一方、バシラス属(Bacillus)に属する微生物を作用させると、S体の4−クロロ−3−ヒドロキシブタン酸アルキルエステルが残存し、R体の光学活性3−ヒドロキシ−γ−ブチロラクトンが生成する。
【0007】
具体的には、本発明者らにより土壌から分離されたEnterobacter sp DS-S-75株、Citrobacter freundii DS-S-13株、Citrobacter freundii DS-K-40株、Bacillus sphaericus DS-ID-819株を挙げることができる。これらの微生物は、既に特許生物寄託センターに寄託番号 (FERM BP-5494:寄託日1996.3.12)、寄託番号 (FERM BP-5492:寄託日1996.3.12)、寄託番号 (FERM BP-5493:寄託日1996.3.12)、寄託番号 (FERM BP-5495:寄託日1996.3.12)としてそれぞれ寄託されている。
【0008】
上記微生物を培養するための培地組成としては、通常これらの微生物が生育する培地ならば特に制限されない。例えば炭素源としてグリセロール、D−ソルビトール、D−マンニトール等のアルコール類、酢酸、クエン酸、リンゴ酸、マレイン酸、フマル酸、グルコン酸等の有機酸またはそれらの塩類、D−グルコース、D−フラクトース、D−ガラクトース等の炭水化物またはそれらの混合物を、窒素源として硫酸アンモニウム、硝酸アンモニウム、リン酸アンモニウム等の無機窒素化合物および尿素、ペプトン、カゼイン、酵母エキス、肉エキス、コーンスチープリカー等の有機窒素化合物とそれらの混合物を挙げることができる。その他、無機塩としてリン酸塩,マグネシウム塩、カリウム塩、マンガン塩、鉄塩、亜鉛塩、銅塩等、更に必要に応じてビタミン類を加えてもよい。

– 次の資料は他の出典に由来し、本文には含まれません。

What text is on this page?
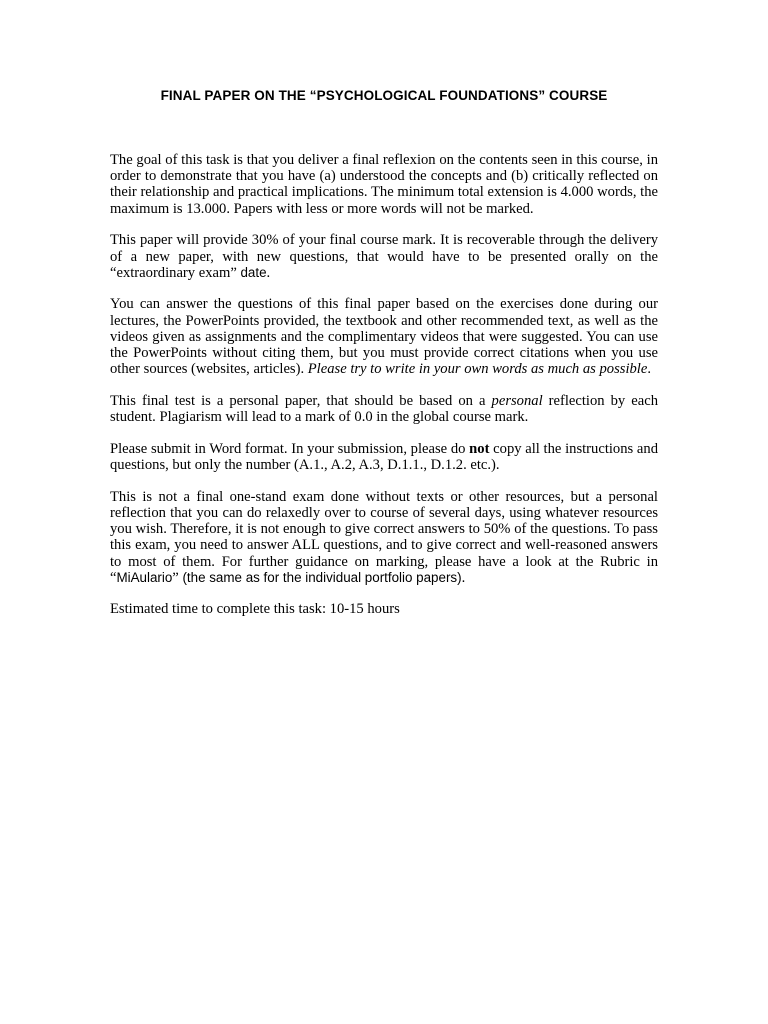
FINAL PAPER ON THE “PSYCHOLOGICAL FOUNDATIONS” COURSE

The goal of this task is that you deliver a final reflexion on the contents seen in this course, in order to demonstrate that you have (a) understood the concepts and (b) critically reflected on their relationship and practical implications. The minimum total extension is 4.000 words, the maximum is 13.000. Papers with less or more words will not be marked.

This paper will provide 30% of your final course mark. It is recoverable through the delivery of a new paper, with new questions, that would have to be presented orally on the “extraordinary exam” date.

You can answer the questions of this final paper based on the exercises done during our lectures, the PowerPoints provided, the textbook and other recommended text, as well as the videos given as assignments and the complimentary videos that were suggested. You can use the PowerPoints without citing them, but you must provide correct citations when you use other sources (websites, articles). Please try to write in your own words as much as possible.

This final test is a personal paper, that should be based on a personal reflection by each student. Plagiarism will lead to a mark of 0.0 in the global course mark.

Please submit in Word format. In your submission, please do not copy all the instructions and questions, but only the number (A.1., A.2, A.3, D.1.1., D.1.2. etc.).

This is not a final one-stand exam done without texts or other resources, but a personal reflection that you can do relaxedly over to course of several days, using whatever resources you wish. Therefore, it is not enough to give correct answers to 50% of the questions. To pass this exam, you need to answer ALL questions, and to give correct and well-reasoned answers to most of them. For further guidance on marking, please have a look at the Rubric in “MiAulario” (the same as for the individual portfolio papers).

Estimated time to complete this task: 10-15 hours
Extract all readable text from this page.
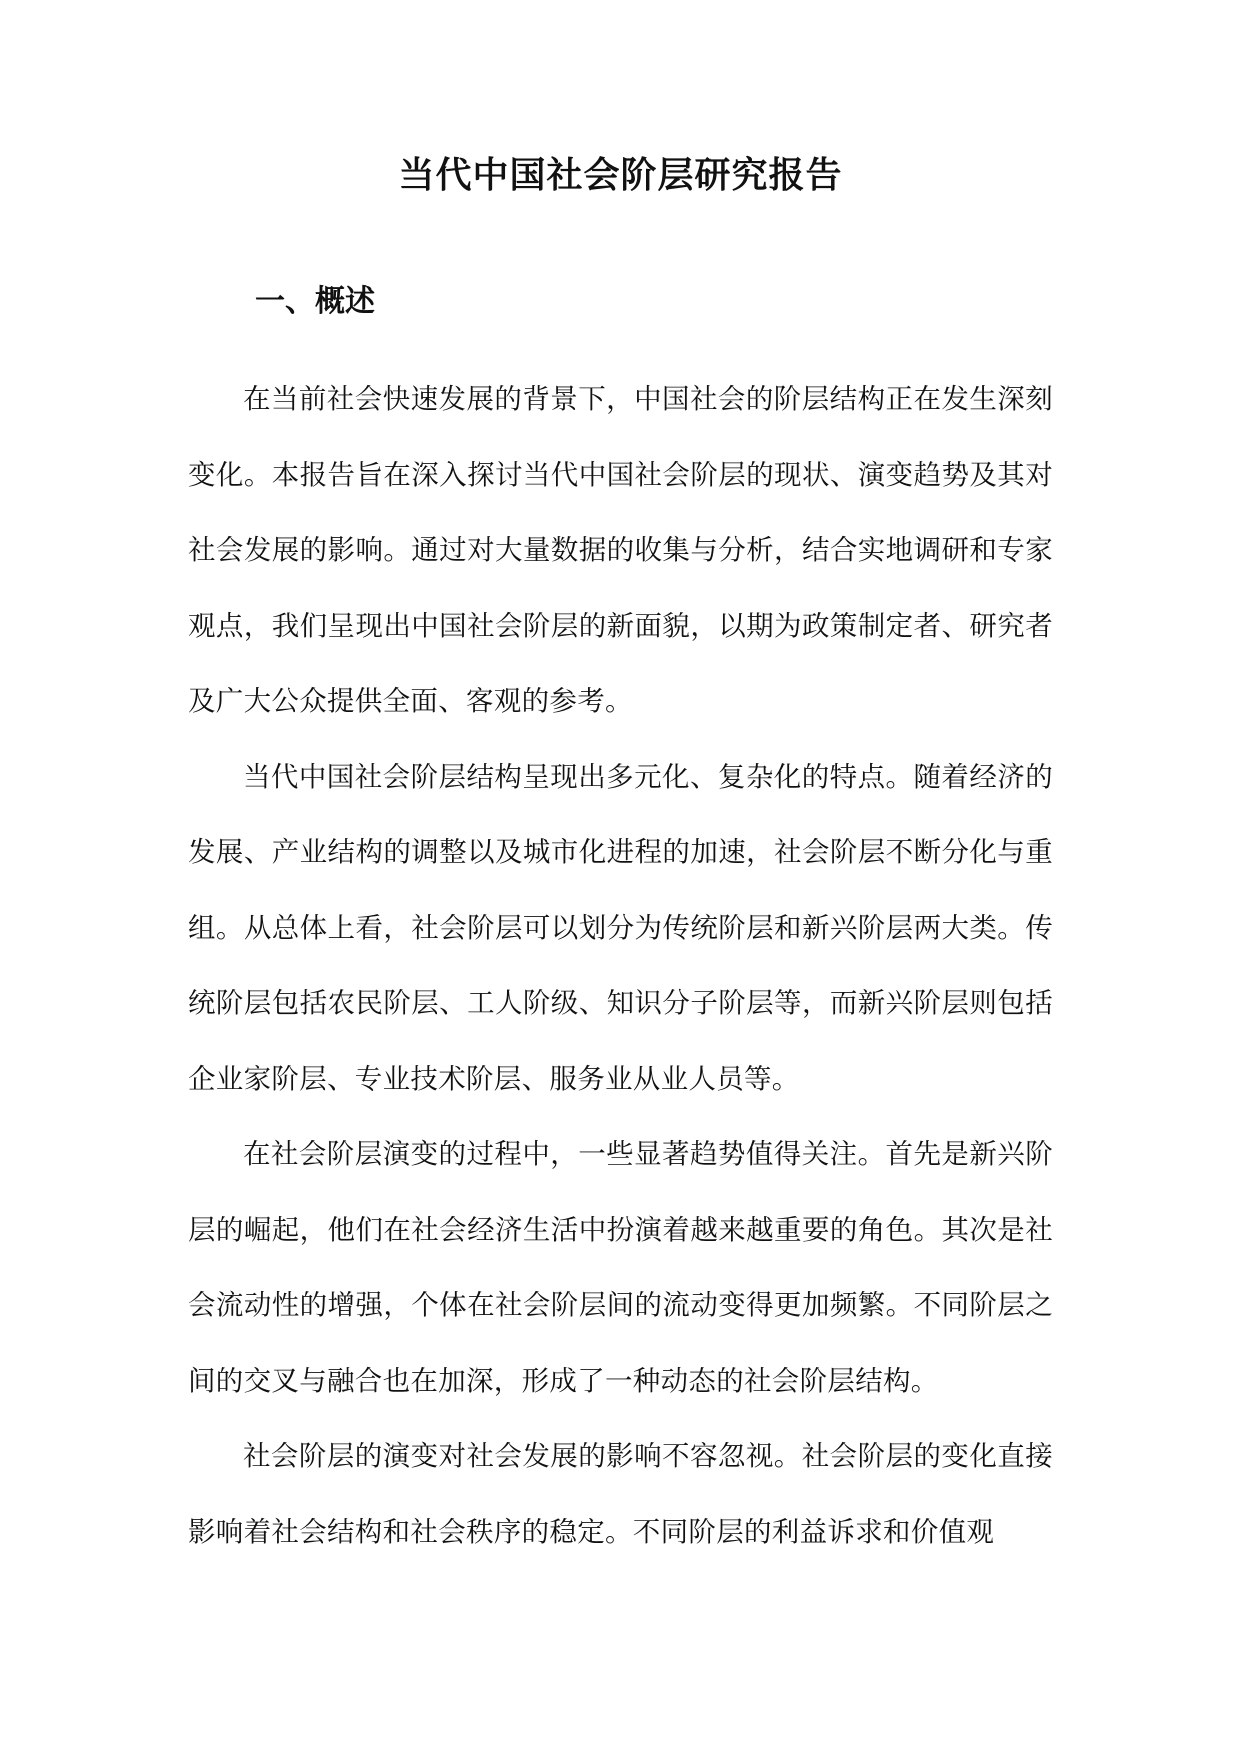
当代中国社会阶层研究报告
一、概述

在当前社会快速发展的背景下，中国社会的阶层结构正在发生深刻变化。本报告旨在深入探讨当代中国社会阶层的现状、演变趋势及其对社会发展的影响。通过对大量数据的收集与分析，结合实地调研和专家观点，我们呈现出中国社会阶层的新面貌，以期为政策制定者、研究者及广大公众提供全面、客观的参考。

当代中国社会阶层结构呈现出多元化、复杂化的特点。随着经济的发展、产业结构的调整以及城市化进程的加速，社会阶层不断分化与重组。从总体上看，社会阶层可以划分为传统阶层和新兴阶层两大类。传统阶层包括农民阶层、工人阶级、知识分子阶层等，而新兴阶层则包括企业家阶层、专业技术阶层、服务业从业人员等。

在社会阶层演变的过程中，一些显著趋势值得关注。首先是新兴阶层的崛起，他们在社会经济生活中扮演着越来越重要的角色。其次是社会流动性的增强，个体在社会阶层间的流动变得更加频繁。不同阶层之间的交叉与融合也在加深，形成了一种动态的社会阶层结构。

社会阶层的演变对社会发展的影响不容忽视。社会阶层的变化直接影响着社会结构和社会秩序的稳定。不同阶层的利益诉求和价值观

上記微生物の培養は常法によればよく、例えばpHを5〜9、好ましくは6.5〜7.0、培養温度は20〜40oC、好ましくは25〜37oCの範囲で好気的に10〜96時間行なうことが好ましい。
【0009】
ラセミ体4−クロロ−3−ヒドロキシブタン酸アルキルエステル化合物に微生物またはその微生物の産生物を作用させて光学活性4−クロロ−3−ヒドロキシブタン酸アルキルエステルおよび光学活性3−ヒドロキシ−γ−ブチロラクトンを得るには、本発明に係る微生物を
1)上記培養方法により得た微生物の培養液、
2)1)の培養液から遠心分離もしくは膜分離により得た菌体あるいはその菌体処理物(菌体破砕物あるいは菌体抽出液)、または
3)2)を常法により固定化したものとし、緩衝液に混合した微生物菌体混合液に、
基質を添加する方法がある。
反応温度は15〜50oCが好ましく、そして反応pHはpH6〜9が好ましいが、使用する基質の安定なpHや、使用する微生物酵素の至適pHの範囲で行なうと更に効果的である。反応液中の基質濃度は0.1〜20%(v/v)が好ましく、基質は初期に一括して加えてもよいし、分割添加してもよい。分割添加する場合に中和に要した塩基の量を指標として、最適添加基質量を計算し、分解活性に応じて基質を添加してもよい。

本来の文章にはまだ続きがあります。